By now you're probably aware of the proposal to move from a two-conference system to a four-division system, and also that they won't be doing it for next season (2012-13), but it could still happen for the following year (2013-14). (Here's a cool map of the proposed alignment.)
Ideally, there would be 32 teams, and I wouldn't be surprised if:
- They expand to Seattle and Quebec City.
- They move Phoenix to Hamilton.
Or some combination of the above. I don't buy the "second team in Toronto" thing unless they want to share the Air Canada Centre. Remember when Jim Balsillie came within a hairsbreadth of making Hamilton a reality? It could still happen, though I wouldn't advise any breath-holding.
So let's say they have 32 teams as that's much neater. Then 16/32 make the playoffs. But! I would only guarantee playoff spots to the top two teams in each division. And it wouldn't be a particular seeding either, just a spot. Teams with better records than you who happen to be in third or lower in their divisions will slot in ahead of you.
Then we do the whole playoffs as a pyramid and do highest-faces-lowest every round. Home-ice advantage would go to the higher seed. Probably would stick with the current (H: high, L: low) H H L L H L H format, but H H L L L H H (like in baseball) has it's travel-reducing advantages. I think it makes home-ice a bigger deal, though.
#1 vs #16
#2 vs #15
#8 vs #9
Subsequent rounds repeat in a like fashion, with the top-seeded survivor facing the lowest-seeded survivor and so on.
Such a system would help make it so the two best teams are more likely to play for the Stanley Cup. You could have Toronto vs.
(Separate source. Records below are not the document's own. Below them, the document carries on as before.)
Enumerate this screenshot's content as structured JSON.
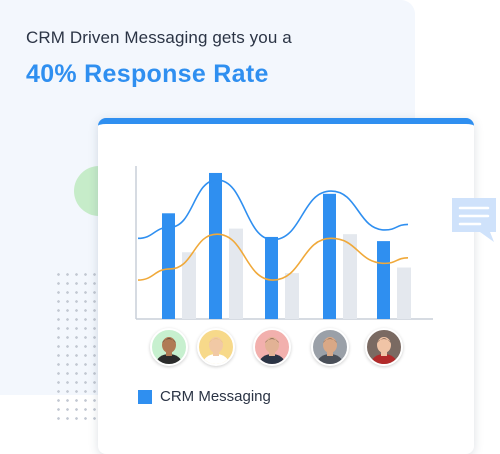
{
  "promo": {
    "headline": "CRM Driven Messaging gets you a",
    "highlight": "40% Response Rate"
  },
  "colors": {
    "accent": "#2f8ff0",
    "line_orange": "#f0a93a",
    "bar_gray": "#e4e8ee",
    "axis": "#c9cfd8"
  },
  "chart_data": {
    "type": "bar",
    "categories": [
      "",
      "",
      "",
      "",
      ""
    ],
    "series": [
      {
        "name": "CRM Messaging",
        "values": [
          76,
          105,
          59,
          90,
          56
        ]
      },
      {
        "name": "",
        "values": [
          48,
          65,
          33,
          61,
          37
        ]
      }
    ],
    "lines": [
      {
        "values": [
          66,
          100,
          57,
          92,
          64
        ],
        "color": "#2f8ff0"
      },
      {
        "values": [
          36,
          61,
          28,
          58,
          40
        ],
        "color": "#f0a93a"
      }
    ],
    "ylim": [
      0,
      110
    ],
    "grid": false,
    "legend": "bottom-left",
    "title": "",
    "xlabel": "",
    "ylabel": ""
  },
  "avatars": [
    {
      "name": "avatar-1",
      "bg": "#c7f0cf",
      "skin": "#b07a55",
      "hair": "#222222",
      "shirt": "#2b2b2b"
    },
    {
      "name": "avatar-2",
      "bg": "#f7d98a",
      "skin": "#f1c9a5",
      "hair": "#e6c06a",
      "shirt": "#ffffff"
    },
    {
      "name": "avatar-3",
      "bg": "#f2b0ad",
      "skin": "#e2b295",
      "hair": "#3a2a22",
      "shirt": "#2b3445"
    },
    {
      "name": "avatar-4",
      "bg": "#9aa0a8",
      "skin": "#d9a886",
      "hair": "#5a4a3e",
      "shirt": "#4a4f58"
    },
    {
      "name": "avatar-5",
      "bg": "#7a6a62",
      "skin": "#f0c4a6",
      "hair": "#2a1a16",
      "shirt": "#b22a2a"
    }
  ],
  "legend": {
    "label": "CRM Messaging"
  },
  "icons": {
    "chat": "chat-bubble-icon"
  }
}
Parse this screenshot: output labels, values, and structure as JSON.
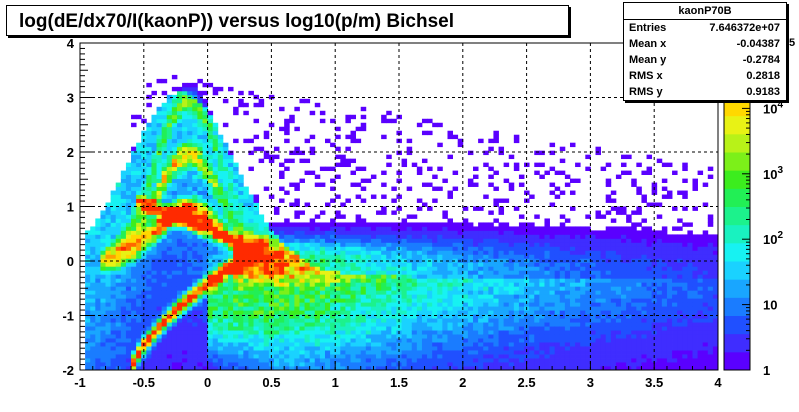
{
  "title": "log(dE/dx70/I(kaonP)) versus log10(p/m) Bichsel",
  "stats": {
    "name": "kaonP70B",
    "rows": [
      {
        "label": "Entries",
        "value": "7.646372e+07"
      },
      {
        "label": "Mean x",
        "value": "-0.04387"
      },
      {
        "label": "Mean y",
        "value": "-0.2784"
      },
      {
        "label": "RMS x",
        "value": "0.2818"
      },
      {
        "label": "RMS y",
        "value": "0.9183"
      }
    ]
  },
  "chart_data": {
    "type": "heatmap",
    "title": "log(dE/dx70/I(kaonP)) versus log10(p/m) Bichsel",
    "xlim": [
      -1,
      4
    ],
    "ylim": [
      -2,
      4
    ],
    "x_ticks": [
      "-1",
      "-0.5",
      "0",
      "0.5",
      "1",
      "1.5",
      "2",
      "2.5",
      "3",
      "3.5",
      "4"
    ],
    "y_ticks": [
      "-2",
      "-1",
      "0",
      "1",
      "2",
      "3",
      "4"
    ],
    "z_scale": "log",
    "z_ticks": [
      {
        "value": 1,
        "label": "1"
      },
      {
        "value": 10,
        "label": "10"
      },
      {
        "value": 100,
        "label": "10",
        "exp": "2"
      },
      {
        "value": 1000,
        "label": "10",
        "exp": "3"
      },
      {
        "value": 10000,
        "label": "10",
        "exp": "4"
      }
    ],
    "z_top_label": "5",
    "grid": true,
    "palette": [
      "#5a00ff",
      "#3f2dff",
      "#2050ff",
      "#1a7cff",
      "#19a6ff",
      "#1ad2ff",
      "#17f2f2",
      "#19f2c0",
      "#1cf28c",
      "#22ef55",
      "#3ced1e",
      "#7cf019",
      "#b8f218",
      "#e8f215",
      "#ffd800",
      "#ffa000",
      "#ff6600",
      "#ff2a00"
    ]
  }
}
Montreal with this system, even though they would be in the same division.
Alternatively, we could go with a hybrid system (we all love that word "hybrid"!) where the first round is #1 vs #4 and #2 vs #3 in each division, definitely including a CFL-like crossover rule where #5 or lower teams with unambiguously better records (unambiguously as in not tied for points*) can steal those #4 slots and play as if they were a member of that division.
Then after that first round, the survivors are regrouped by regular season record:
#1 of survivors vs #8 of survivors
#2 of survivors vs #7 of survivors
#3 of survivors vs #6 of survivors
#4 of survivors vs #5 of survivors
similar to the first system, repeating in a like fashion. The hybrid system has the advantage of encouraging divisional rivalries while still making it possible for the two best teams to meet for the Cup.
* - Bob McCown: "In the NHL, they give points for attendance!" That might need a re-think, too. I like shootouts, but perhaps winning them should only be worth an extra half-point.